Wireless data usage is increasing faster now than ever before. Smartphones and broadband-enabled portables, such as laptops or tablets, are now seeing high penetration in many markets, and the superior user experience offered by such devices has lead to exponential growth of mobile data traffic as shown in. The demand for mobile data services has been doubling every year, this can be met only by highly efficient and optimized mobile network infrastructures. Significant improvements are expected with the ongoing rollout of OFDMA based networks: IEEE 802.16x WiMAX and 3GPP LTE. These two standards, although they do not fulfill the requirements, are the first steps towards the 4th generation (4G) definition given by the ITU and targeting data rates of 1 Gbps in high-mobility applications and 100 Mbps for low-mobility applications such as nomadic/local wireless access. To meet these needs, advanced features are investigated for inclusion in future releases of these standards (WiMAX evolution and LTE Advanced). Among these various techniques, two promising
ones are currently being investigated by EU FP7 project SAMURAI, namely, carrier aggregation and MU-MIMO. The main objective of SAMURAI project is to investigate innovative techniques in the area of MU-MIMO and SA with focus on practical implementation and deployment aspects.

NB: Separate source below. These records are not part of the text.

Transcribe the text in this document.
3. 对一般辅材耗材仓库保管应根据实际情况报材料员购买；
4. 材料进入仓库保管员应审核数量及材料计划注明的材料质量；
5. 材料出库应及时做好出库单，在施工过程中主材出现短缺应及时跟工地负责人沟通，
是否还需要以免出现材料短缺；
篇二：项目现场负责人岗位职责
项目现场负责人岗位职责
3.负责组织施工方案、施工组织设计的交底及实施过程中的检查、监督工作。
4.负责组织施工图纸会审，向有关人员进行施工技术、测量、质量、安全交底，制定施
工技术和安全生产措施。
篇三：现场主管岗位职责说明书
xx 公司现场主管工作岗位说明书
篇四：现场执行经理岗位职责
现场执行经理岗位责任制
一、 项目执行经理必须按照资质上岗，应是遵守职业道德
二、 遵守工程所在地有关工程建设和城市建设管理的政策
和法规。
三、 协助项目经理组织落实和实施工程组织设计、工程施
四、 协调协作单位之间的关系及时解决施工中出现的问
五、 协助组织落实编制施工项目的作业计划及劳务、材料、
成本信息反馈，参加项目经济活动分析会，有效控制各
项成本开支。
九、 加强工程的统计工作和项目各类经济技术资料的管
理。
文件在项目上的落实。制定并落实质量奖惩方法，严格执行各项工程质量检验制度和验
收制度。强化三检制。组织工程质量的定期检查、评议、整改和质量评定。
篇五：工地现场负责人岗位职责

This thesis will include insights into the development of mobile communications systems, starting from analog implementations up to 3G systems used today. After a more detailed description of the LTE system, it describes the main characteristics including its radio access network physical
layer, and presents the transmission technology used in the OFDM. It mentions antenna diversity (MIMO) techniques and their possible use of LTE systems.
This work focuses on a different channel estimates, using PMI loss and CSI error at the receiver to simulate the effects of estimation error assuming the downlink transmission direction. The course is based on MATLAB 3GPP LTE „link level” simulator development, and is connected to the SAMURAI project organized by the European Union. The simulator is designed to model the LTE radio access network physical layer, and to determine the transmission characteristics in different circumstances, such as BER and BLER and transmission capacity.